How to treat Gaddafi and his supporters is more than a humanitarian issue, though. It's the first test that will prove whether the new Libya can become a stable country with democracy and liberty, one which respects the rule of law and human rights. In spite of the 42 years of Gaddafi's dictatorship, revenge can only hurt justice. The revolution, meant to overthrow autocracy, will be humiliated by its own violence and drag Libya into another period of internal strife and tribal conflict.

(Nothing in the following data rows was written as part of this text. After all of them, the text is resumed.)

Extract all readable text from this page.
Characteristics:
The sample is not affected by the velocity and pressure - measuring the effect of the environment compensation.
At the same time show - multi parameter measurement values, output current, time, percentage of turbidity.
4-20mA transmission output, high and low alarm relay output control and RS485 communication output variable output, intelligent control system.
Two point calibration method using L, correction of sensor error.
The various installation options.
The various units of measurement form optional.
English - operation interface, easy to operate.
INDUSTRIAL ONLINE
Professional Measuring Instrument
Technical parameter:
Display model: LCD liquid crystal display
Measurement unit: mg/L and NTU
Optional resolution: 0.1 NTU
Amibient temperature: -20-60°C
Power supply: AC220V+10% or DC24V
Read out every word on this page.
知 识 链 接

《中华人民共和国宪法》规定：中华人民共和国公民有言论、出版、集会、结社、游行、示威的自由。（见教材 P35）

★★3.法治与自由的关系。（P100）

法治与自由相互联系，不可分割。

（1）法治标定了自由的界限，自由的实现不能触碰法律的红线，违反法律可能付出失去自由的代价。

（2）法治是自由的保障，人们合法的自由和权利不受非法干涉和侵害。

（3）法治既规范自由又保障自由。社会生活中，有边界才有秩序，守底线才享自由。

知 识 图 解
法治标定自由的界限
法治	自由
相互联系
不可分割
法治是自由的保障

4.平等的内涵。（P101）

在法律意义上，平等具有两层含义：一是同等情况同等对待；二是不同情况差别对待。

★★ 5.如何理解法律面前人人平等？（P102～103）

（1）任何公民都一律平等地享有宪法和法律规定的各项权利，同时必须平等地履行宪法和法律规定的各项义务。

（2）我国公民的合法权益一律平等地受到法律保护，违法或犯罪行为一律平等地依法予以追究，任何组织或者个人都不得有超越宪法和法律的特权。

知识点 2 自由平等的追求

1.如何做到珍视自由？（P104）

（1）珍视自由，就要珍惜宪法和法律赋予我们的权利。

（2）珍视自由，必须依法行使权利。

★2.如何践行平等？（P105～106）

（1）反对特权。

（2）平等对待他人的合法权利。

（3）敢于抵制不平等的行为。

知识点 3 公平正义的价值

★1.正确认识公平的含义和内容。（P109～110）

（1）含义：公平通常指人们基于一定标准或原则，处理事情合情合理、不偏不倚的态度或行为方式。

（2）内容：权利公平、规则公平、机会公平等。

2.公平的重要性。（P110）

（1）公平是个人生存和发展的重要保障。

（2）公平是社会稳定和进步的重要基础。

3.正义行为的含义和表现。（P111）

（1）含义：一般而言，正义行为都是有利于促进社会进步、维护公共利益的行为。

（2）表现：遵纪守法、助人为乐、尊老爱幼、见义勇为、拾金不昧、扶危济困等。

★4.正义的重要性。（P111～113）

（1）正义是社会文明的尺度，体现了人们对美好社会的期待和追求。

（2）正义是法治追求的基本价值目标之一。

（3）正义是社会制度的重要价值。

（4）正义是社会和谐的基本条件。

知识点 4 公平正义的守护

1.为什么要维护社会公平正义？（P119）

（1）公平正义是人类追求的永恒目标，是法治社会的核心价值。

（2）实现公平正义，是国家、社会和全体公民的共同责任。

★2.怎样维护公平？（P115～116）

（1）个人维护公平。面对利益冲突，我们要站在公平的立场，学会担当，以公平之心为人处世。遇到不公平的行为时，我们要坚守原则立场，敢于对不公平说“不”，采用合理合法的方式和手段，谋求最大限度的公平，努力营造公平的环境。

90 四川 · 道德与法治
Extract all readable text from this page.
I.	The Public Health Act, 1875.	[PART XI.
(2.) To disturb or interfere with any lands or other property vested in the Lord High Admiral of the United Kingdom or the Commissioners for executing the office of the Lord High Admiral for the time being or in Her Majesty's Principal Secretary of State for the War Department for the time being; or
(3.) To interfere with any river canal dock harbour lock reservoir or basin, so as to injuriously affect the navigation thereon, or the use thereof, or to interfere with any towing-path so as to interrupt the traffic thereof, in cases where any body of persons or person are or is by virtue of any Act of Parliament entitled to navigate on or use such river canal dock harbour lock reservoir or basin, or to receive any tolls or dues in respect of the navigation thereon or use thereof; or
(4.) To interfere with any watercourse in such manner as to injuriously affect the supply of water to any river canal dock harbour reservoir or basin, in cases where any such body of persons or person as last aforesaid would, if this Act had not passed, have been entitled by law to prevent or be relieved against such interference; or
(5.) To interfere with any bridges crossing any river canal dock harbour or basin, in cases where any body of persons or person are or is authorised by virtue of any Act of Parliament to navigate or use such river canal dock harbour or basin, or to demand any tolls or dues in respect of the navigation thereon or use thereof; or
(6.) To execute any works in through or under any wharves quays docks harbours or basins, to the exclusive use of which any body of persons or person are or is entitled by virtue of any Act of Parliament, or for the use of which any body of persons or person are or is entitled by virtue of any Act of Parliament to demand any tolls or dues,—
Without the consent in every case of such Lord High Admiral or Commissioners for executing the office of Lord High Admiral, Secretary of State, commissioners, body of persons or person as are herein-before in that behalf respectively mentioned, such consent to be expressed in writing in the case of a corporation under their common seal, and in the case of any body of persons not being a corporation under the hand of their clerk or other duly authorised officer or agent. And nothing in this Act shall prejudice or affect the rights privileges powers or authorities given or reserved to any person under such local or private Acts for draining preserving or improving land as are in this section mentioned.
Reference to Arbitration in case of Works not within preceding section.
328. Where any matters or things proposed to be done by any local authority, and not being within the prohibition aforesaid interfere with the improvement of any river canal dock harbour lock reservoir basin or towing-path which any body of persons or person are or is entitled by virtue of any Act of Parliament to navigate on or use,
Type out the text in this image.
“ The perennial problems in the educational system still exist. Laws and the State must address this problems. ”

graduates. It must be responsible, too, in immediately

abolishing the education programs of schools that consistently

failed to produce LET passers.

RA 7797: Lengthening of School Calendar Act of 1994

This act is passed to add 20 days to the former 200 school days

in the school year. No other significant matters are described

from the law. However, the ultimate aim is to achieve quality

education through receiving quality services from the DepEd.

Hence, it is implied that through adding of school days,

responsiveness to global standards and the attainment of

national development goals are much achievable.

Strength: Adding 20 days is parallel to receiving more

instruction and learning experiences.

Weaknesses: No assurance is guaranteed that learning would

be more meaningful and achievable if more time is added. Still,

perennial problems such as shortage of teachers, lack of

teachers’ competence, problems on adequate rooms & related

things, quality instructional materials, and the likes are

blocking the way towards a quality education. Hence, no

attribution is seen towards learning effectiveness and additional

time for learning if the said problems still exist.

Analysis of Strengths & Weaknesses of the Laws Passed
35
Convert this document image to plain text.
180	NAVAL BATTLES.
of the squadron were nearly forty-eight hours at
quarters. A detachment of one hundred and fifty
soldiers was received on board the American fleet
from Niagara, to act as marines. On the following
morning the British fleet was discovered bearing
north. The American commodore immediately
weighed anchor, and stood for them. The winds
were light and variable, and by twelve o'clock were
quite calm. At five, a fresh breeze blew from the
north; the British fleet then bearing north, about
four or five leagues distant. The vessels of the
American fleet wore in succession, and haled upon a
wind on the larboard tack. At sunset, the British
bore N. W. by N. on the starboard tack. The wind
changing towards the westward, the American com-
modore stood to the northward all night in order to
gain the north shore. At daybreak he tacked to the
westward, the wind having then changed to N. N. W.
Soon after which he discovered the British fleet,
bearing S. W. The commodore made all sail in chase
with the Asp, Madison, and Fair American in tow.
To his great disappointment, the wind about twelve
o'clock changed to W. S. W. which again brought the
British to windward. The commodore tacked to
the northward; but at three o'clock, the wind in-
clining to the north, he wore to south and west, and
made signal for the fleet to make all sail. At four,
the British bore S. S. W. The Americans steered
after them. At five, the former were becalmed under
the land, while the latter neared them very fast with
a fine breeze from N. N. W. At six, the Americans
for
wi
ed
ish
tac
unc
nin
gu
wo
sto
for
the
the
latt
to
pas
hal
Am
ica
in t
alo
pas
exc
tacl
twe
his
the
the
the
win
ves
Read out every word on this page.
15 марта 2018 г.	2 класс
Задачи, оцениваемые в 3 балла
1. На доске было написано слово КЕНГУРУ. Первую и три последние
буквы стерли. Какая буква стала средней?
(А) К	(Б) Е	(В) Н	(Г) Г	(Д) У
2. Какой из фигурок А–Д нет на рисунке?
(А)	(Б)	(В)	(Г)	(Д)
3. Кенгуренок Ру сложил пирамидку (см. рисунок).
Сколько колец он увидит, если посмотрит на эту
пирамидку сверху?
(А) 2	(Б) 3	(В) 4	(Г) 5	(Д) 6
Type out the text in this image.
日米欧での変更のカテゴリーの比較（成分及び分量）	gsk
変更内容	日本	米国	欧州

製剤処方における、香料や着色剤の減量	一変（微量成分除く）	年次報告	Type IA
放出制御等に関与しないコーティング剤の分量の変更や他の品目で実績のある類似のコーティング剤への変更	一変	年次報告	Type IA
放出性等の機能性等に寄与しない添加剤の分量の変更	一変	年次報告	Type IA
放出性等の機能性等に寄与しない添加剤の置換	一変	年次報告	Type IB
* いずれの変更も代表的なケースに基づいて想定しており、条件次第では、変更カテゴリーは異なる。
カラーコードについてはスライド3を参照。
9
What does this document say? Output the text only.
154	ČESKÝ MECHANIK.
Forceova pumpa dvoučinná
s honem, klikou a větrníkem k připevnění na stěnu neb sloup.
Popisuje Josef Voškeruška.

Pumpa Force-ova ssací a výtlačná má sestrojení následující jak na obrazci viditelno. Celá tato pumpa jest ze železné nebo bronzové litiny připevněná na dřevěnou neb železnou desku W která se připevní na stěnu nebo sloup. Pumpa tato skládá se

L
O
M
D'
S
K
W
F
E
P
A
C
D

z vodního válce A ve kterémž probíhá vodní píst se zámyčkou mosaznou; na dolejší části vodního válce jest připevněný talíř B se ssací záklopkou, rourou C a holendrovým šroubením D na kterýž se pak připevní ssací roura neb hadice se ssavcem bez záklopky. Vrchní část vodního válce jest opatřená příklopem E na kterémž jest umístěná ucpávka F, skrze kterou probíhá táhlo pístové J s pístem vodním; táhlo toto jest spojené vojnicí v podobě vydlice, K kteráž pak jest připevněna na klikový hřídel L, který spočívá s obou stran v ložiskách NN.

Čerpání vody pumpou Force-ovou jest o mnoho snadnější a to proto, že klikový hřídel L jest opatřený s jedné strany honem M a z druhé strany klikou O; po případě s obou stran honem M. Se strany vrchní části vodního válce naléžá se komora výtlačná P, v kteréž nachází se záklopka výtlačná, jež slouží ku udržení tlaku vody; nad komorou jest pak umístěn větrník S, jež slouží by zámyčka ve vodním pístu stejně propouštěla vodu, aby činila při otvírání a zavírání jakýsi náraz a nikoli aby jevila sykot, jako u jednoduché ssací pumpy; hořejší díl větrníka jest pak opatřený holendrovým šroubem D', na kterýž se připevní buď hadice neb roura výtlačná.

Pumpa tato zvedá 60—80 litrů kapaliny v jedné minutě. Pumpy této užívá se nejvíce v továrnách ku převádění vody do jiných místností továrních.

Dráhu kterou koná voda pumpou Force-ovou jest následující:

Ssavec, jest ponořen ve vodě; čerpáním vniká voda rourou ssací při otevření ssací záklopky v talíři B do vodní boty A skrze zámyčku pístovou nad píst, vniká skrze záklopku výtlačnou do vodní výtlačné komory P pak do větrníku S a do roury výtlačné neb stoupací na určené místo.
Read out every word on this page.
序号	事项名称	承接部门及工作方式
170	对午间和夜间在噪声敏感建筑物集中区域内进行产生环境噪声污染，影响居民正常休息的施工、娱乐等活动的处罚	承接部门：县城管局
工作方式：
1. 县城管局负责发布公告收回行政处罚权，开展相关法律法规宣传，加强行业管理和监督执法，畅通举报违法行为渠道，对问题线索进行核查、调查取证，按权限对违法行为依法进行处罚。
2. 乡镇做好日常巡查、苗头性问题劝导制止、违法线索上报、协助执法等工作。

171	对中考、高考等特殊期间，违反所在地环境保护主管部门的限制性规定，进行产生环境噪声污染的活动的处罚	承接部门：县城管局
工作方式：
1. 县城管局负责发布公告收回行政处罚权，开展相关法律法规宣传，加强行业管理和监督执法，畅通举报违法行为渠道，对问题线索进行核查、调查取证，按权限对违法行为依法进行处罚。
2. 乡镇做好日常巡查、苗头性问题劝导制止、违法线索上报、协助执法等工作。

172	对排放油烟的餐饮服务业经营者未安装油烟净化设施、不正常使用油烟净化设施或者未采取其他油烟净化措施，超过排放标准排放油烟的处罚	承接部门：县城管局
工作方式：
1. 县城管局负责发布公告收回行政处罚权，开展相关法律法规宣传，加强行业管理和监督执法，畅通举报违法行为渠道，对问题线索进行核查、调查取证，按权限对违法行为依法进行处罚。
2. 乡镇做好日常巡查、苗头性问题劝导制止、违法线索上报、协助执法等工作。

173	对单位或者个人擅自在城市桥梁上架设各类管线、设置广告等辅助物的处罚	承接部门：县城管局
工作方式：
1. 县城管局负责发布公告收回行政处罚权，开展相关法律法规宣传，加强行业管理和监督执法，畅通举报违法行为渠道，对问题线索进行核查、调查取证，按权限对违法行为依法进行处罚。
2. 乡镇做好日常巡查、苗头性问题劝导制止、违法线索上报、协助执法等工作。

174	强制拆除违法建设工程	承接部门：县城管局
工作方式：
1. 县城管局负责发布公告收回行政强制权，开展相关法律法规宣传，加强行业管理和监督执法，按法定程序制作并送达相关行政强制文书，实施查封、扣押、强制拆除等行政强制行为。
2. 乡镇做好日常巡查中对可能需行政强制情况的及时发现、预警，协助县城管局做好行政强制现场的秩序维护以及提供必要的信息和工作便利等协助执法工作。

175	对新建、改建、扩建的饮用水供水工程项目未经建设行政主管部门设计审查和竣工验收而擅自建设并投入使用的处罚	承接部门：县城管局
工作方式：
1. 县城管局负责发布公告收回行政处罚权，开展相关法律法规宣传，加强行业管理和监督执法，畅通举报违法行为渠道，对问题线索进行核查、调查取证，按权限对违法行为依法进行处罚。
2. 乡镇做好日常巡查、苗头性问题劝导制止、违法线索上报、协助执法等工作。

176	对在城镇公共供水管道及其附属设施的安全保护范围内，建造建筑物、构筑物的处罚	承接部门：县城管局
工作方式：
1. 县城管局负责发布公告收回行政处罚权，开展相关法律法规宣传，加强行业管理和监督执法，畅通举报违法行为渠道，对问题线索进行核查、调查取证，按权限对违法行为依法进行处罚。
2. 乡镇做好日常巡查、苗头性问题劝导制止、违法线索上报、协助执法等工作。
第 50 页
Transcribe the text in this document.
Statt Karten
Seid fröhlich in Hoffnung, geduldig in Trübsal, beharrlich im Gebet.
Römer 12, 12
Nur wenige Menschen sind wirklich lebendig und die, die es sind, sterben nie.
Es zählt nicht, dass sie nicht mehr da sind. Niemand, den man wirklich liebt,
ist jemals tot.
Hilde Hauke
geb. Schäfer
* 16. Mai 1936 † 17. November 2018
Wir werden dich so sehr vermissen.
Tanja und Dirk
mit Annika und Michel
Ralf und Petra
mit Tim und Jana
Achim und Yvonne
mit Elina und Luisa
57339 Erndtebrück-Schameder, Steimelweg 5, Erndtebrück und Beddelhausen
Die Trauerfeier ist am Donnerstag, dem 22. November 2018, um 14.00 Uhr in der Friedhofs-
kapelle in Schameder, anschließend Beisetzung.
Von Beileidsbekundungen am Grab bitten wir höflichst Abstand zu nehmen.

Libya has around 150 tribes. There has never been mutual identity among tribes in the country's east, west and south. Some tribes in Tripoli and Sirte used to benefit from Gaddafi's regime, while western tribes including Misrata and Benghazi were rebuked and marginalized. Now, the military force of anti-Gaddafi tribes in the west have succeeded with NATO's help. But not long ago, Warfalla, the most powerful tribe in the country, publicly warned authorities that they would take a revenge on the NTC for the destruction and arson in Bani Walid, a town to the south of Tripoli.

Gaddafi's political legacy is nothing but an impractical green paper and tribal politics. How to draw up a modern democratic blueprint for a country without political parties, a constitution or modern political elements is the challenge for the NTC. Mustafa Abdul Jalil, its chairman, publicly admitted at the end of October that a boundless political war has begun. He suggested that the NTC faces increased conflicts between different military organizations and tribal branches. His worries have been confirmed by the delay of the transitional government's founding, the resignation of Mahmud Jibril, the former premier, and the election of his successor, Abdurrahim el-Keib, who is a permanent resident of the United States.

It's rumored that those who killed Gaddafi were authorized by "the powerful." Gaddafi knew many secrets about the United States, Britain, France and Italy, not to mention officials in his own country. None of these players would want Gaddafi alive, for fear he might expose them in front of the International Criminal Court. The rumor, if true, makes his death even more mysterious and tragic. But those secrets and scandals may be buried with the man in the Libyan desert.